Jim Swift notes that a lot of Congressional Democrats both campaign for a higher minimum wage and employ interns at less than the existing minimum wage, many for no pay at all. Outgoing House Speaker Nancy Pelosi and Ohio Senator Sherrod Brown are two famous examples.
Virginia’s Lacy Clay Jr. is less well known but the hypocrisy is funnier.
Says Jim:
Am I against unpaid internships? Not at all. Should Clay be able to offer them? Of course he should. Virtually all Capitol Hill offices offer unpaid internships or ones with stipends below the minimum wage. Campaigns are the same way.
Betsy had a plethora of paid and unpaid internships. I volunteered politically a lot in my youth, but was never officially an intern anywhere. Unpaid internships are fine. Jobs/apprenticeships below the minimum wage are fine, too. What’s not fine, in my view, is government mandating pay or making standards for what qualifies for paid or unpaid work. Especially when government is held to a different standard than the “for-profit” private sector employers.

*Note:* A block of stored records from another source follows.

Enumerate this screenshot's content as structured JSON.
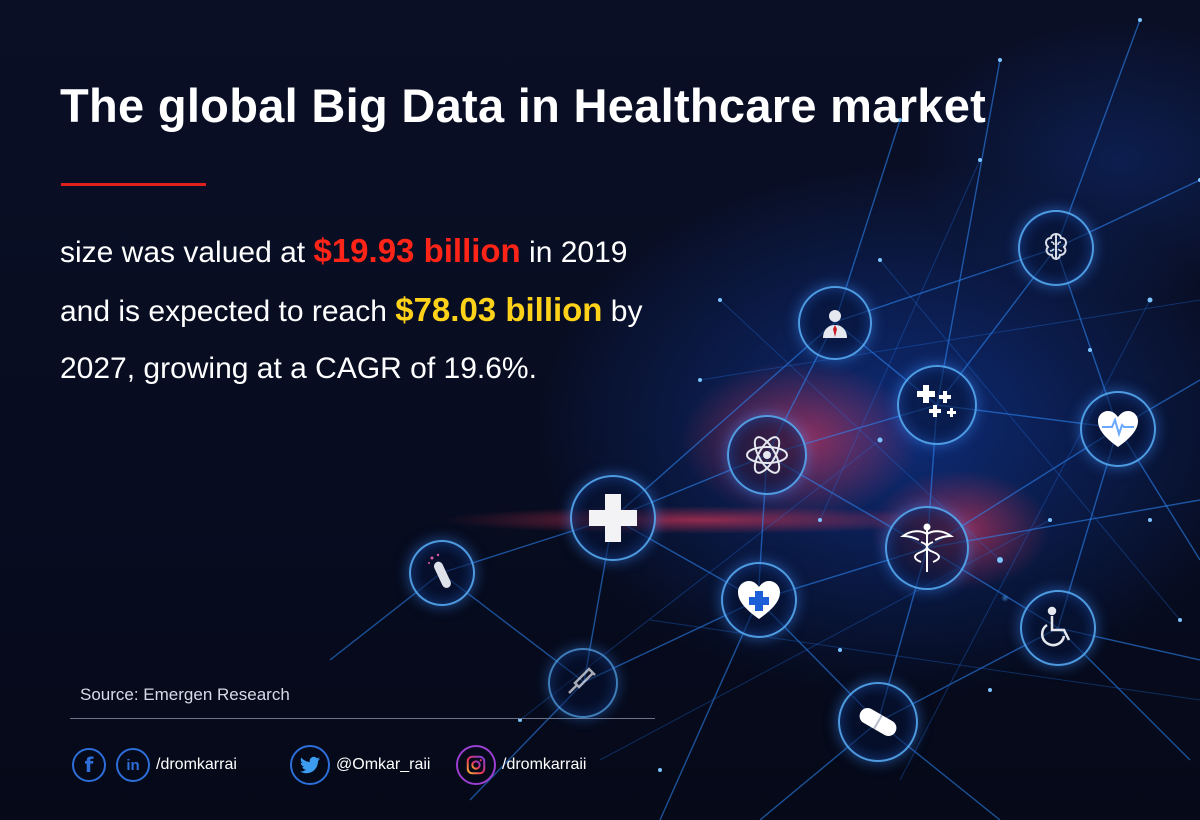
{
  "headline": "The global Big Data in Healthcare market",
  "body": {
    "part1": "size was valued at ",
    "highlight1": "$19.93 billion",
    "part2": " in 2019 and is expected to reach ",
    "highlight2": "$78.03 billion",
    "part3": " by 2027, growing at a CAGR of 19.6%."
  },
  "source": "Source: Emergen Research",
  "social": {
    "facebook_glyph": "f",
    "linkedin_glyph": "in",
    "linkedin_handle": "/dromkarrai",
    "twitter_handle": "@Omkar_raii",
    "instagram_handle": "/dromkarraii"
  },
  "colors": {
    "background": "#070c20",
    "accent_red": "#ff2418",
    "accent_yellow": "#ffd21a",
    "network_blue": "#2d8cff",
    "title_rule": "#e0201c"
  },
  "icons": [
    "brain-icon",
    "doctor-icon",
    "medical-crosses-icon",
    "heartbeat-icon",
    "atom-icon",
    "medical-cross-icon",
    "caduceus-icon",
    "test-tube-icon",
    "heart-cross-icon",
    "wheelchair-icon",
    "syringe-icon",
    "pill-icon"
  ]
}
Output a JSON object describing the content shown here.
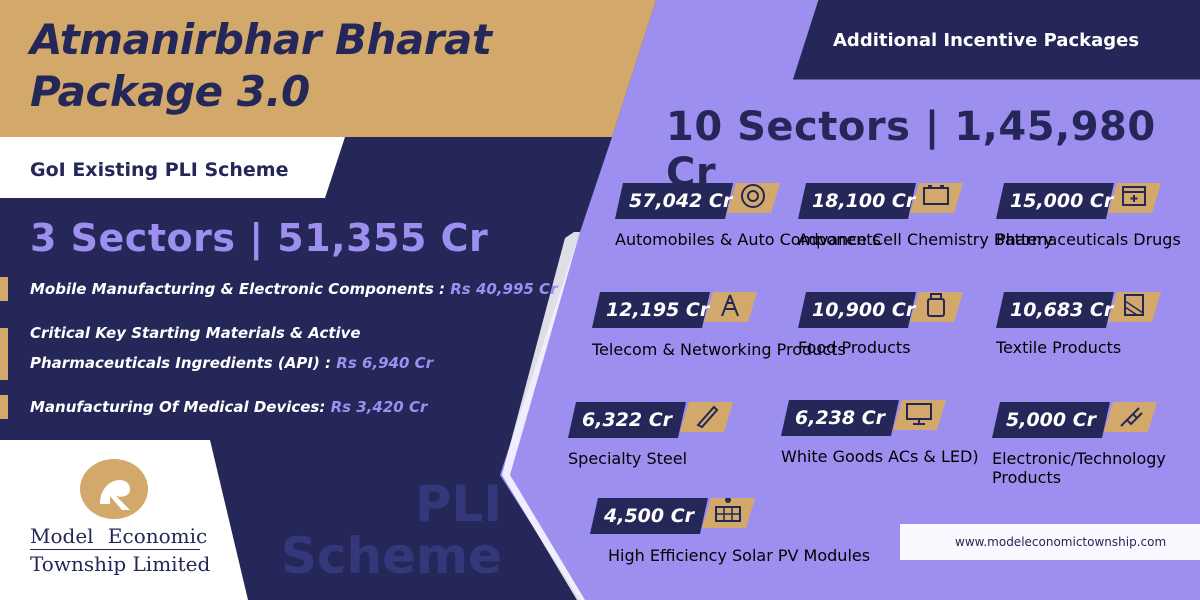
{
  "title": {
    "line1": "Atmanirbhar Bharat",
    "line2": "Package 3.0"
  },
  "left_panel": {
    "scheme_label": "GoI Existing PLI Scheme",
    "headline": "3 Sectors | 51,355 Cr",
    "items": [
      {
        "text": "Mobile Manufacturing & Electronic Components : ",
        "amount": "Rs 40,995 Cr"
      },
      {
        "text_line1": "Critical Key Starting Materials & Active",
        "text_line2": "Pharmaceuticals Ingredients (API) : ",
        "amount": "Rs 6,940 Cr"
      },
      {
        "text": "Manufacturing Of Medical Devices: ",
        "amount": "Rs 3,420 Cr"
      }
    ],
    "watermark_line1": "PLI",
    "watermark_line2": "Scheme"
  },
  "logo": {
    "line1": "Model Economic",
    "line2": "Township Limited"
  },
  "right_panel": {
    "banner": "Additional Incentive Packages",
    "headline": "10 Sectors | 1,45,980 Cr",
    "sectors": [
      {
        "amount": "57,042 Cr",
        "name": "Automobiles &\nAuto Components",
        "icon": "wheel-icon"
      },
      {
        "amount": "18,100 Cr",
        "name": "Advance Cell\nChemistry Battery",
        "icon": "battery-icon"
      },
      {
        "amount": "15,000 Cr",
        "name": "Pharmaceuticals Drugs",
        "icon": "pharmacy-icon"
      },
      {
        "amount": "12,195 Cr",
        "name": "Telecom & Networking\nProducts",
        "icon": "tower-icon"
      },
      {
        "amount": "10,900 Cr",
        "name": "Food Products",
        "icon": "food-bag-icon"
      },
      {
        "amount": "10,683 Cr",
        "name": "Textile Products",
        "icon": "fabric-icon"
      },
      {
        "amount": "6,322 Cr",
        "name": "Specialty Steel",
        "icon": "steel-icon"
      },
      {
        "amount": "6,238 Cr",
        "name": "White Goods  ACs & LED)",
        "icon": "monitor-icon"
      },
      {
        "amount": "5,000 Cr",
        "name": "Electronic/Technology\nProducts",
        "icon": "plug-icon"
      },
      {
        "amount": "4,500 Cr",
        "name": "High Efficiency Solar\nPV Modules",
        "icon": "solar-panel-icon"
      }
    ]
  },
  "website": "www.modeleconomictownship.com",
  "colors": {
    "navy": "#242758",
    "purple": "#9d8ff0",
    "gold": "#d2a96a",
    "white": "#ffffff"
  }
}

The Pelosi video examines what is the difference between “volunteering” to work in an internship below minimum wage, versus choosing to take a position with pay below minimum wage at a McDonald’s. Pelosi says there isn’t one while the videographer says they’re not different at all. Opinions obviously vary, but why are people prevented from choosing to work below minimum wage in the private sector but not the public sector?
Gee, I wonder, on a related note, why teenagers have such a hard time finding work?
If what’s good for the goose is good for the gander, Clay should pay all of his interns the minimum wage or change his position on it. That’s just hypocritical in my view. The minimum wage he championed isn’t helping women and minorities, whom his vote was purported to help, who are seeking internships in his office.
Work for free to get the experience to get a job in D.C. or you’d be hard pressed to find a job in government. How is that different than if McDonald’s wanted to require a probationary period for potential new employees? Not very different at all.
I’m actually queasy about unpaid internships, even though the non-profit that I work for relies on them heavily and I’ve used them myself. They’re ingrained in the Washington culture and doubtless provide a very valuable experience for the interns, so I don’t worry that they’re somehow being “exploited.” The problem is that having done one or more internships is a virtual requirement for getting one’s foot in the door and this tends to perpetuate a system where those from the Washington-New York corridor, particularly those with wealthy parents, have a double advantage. But it is what it is.